Revenue for the period came in 15.2% y-o-y lower at $50.8 million, and net profit for the period declined 52.2% y-o-y to $6.88 million.
The group says that this revenue decline is due to a slower start to the year, particularly in its Infrastructure & Engineering (IE) division, which faced delays in project execution and lower-than-expected contract commencements.
Its IE division in Africa & Guyana saw delayed contract execution. Despite this, the group says its outlook remains positive, driven by rising demand for offshore in-situ services for FPSO vessels and the group’s expansion into Latin America.
The group’s cost of sales declined by 18.9% y-o-y $31.37 million in 1HFY2025, but this reduction outpaced the decrease in revenue and was largely driven by a corresponding decline in cost of sales in line with the overall revenue contraction; enhanced cost control measures and productivity improvements across key business units; and strategic restructuring initiatives and cost optimisation efforts undertaken in recent periods, which have begun to yield tangible results in operational efficiency and project execution.

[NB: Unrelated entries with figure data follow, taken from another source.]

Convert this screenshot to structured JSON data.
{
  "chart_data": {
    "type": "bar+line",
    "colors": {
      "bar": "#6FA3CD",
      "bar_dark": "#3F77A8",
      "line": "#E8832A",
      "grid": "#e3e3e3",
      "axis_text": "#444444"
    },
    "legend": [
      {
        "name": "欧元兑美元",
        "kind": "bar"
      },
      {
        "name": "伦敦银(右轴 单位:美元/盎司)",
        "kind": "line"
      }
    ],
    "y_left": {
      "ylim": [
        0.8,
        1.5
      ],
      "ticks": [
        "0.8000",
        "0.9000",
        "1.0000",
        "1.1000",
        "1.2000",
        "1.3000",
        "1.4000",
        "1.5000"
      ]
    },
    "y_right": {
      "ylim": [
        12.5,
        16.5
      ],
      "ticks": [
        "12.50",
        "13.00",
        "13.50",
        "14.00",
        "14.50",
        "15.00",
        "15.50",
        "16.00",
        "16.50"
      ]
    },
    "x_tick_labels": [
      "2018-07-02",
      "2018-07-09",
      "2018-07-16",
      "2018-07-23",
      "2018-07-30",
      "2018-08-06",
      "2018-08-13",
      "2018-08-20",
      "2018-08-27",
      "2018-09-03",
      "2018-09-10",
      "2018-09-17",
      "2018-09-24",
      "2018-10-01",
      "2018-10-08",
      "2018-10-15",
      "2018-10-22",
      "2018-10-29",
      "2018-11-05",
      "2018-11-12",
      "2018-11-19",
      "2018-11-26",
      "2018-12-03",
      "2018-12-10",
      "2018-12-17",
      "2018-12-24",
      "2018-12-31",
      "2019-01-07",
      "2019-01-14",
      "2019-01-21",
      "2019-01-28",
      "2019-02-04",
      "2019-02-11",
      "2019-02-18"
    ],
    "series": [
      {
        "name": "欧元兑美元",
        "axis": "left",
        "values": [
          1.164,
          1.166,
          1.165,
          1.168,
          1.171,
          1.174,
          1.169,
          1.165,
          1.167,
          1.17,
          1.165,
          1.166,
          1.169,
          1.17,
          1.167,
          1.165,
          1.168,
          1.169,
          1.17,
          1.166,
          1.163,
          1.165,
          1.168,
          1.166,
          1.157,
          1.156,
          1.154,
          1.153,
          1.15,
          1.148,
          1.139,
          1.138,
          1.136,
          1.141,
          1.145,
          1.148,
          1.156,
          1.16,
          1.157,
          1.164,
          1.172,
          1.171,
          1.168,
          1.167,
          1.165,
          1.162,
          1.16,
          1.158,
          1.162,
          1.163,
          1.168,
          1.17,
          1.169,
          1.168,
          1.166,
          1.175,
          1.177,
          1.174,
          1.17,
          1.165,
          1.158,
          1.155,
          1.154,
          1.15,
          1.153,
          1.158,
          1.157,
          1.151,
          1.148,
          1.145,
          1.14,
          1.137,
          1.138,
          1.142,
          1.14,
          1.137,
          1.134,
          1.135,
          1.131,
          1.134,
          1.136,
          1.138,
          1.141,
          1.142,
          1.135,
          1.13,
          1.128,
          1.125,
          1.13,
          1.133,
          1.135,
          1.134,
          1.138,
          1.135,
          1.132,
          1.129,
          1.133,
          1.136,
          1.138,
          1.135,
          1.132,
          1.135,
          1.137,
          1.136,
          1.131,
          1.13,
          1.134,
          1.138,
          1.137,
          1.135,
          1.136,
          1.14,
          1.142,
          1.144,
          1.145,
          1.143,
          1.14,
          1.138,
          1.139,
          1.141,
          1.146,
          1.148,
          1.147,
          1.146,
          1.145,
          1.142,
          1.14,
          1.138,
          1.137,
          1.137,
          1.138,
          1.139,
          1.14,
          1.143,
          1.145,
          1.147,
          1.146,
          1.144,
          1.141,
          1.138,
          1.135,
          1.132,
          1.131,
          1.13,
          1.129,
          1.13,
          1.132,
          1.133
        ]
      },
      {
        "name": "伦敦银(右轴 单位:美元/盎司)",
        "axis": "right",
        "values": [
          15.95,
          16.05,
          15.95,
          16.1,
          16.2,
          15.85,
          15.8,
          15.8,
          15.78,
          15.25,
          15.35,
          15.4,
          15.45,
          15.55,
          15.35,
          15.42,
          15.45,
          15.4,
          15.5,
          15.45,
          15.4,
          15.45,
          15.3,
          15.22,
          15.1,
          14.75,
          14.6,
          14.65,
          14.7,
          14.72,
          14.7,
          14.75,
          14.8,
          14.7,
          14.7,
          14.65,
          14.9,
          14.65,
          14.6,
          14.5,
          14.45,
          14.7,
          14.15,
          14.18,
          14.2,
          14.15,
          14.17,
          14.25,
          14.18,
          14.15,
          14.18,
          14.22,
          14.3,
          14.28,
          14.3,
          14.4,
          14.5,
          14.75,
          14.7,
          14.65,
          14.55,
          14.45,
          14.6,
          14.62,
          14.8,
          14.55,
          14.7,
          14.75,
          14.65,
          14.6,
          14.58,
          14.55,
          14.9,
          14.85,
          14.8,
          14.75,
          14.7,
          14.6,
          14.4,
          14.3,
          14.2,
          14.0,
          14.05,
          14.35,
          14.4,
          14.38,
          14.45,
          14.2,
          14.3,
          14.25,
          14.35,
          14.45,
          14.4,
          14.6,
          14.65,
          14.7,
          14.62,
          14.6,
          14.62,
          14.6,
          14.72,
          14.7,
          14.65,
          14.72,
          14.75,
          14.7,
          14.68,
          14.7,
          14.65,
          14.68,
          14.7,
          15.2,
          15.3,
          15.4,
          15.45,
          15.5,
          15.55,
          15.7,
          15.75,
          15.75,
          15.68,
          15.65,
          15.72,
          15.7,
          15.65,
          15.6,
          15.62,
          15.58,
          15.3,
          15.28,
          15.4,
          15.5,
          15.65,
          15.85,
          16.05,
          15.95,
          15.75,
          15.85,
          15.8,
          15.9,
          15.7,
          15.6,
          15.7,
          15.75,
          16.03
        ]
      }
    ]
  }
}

As a result, gross profit margin improved to 38.23% in 1HFY2025.
The group’s cash and cash equivalent as at June 30 stood at $2.49 million. Net cash used in financing activities for the quarter totaled to $5.12 million mainly consisting of partial repayment of bonds, net repayment of bank borrowings, dividend distributions, among others.
As at June 30, the group’s current assets increased to $64.48 million.
Shares in Beng Kuang Marine closed flat at 25.5 cents on Aug 6.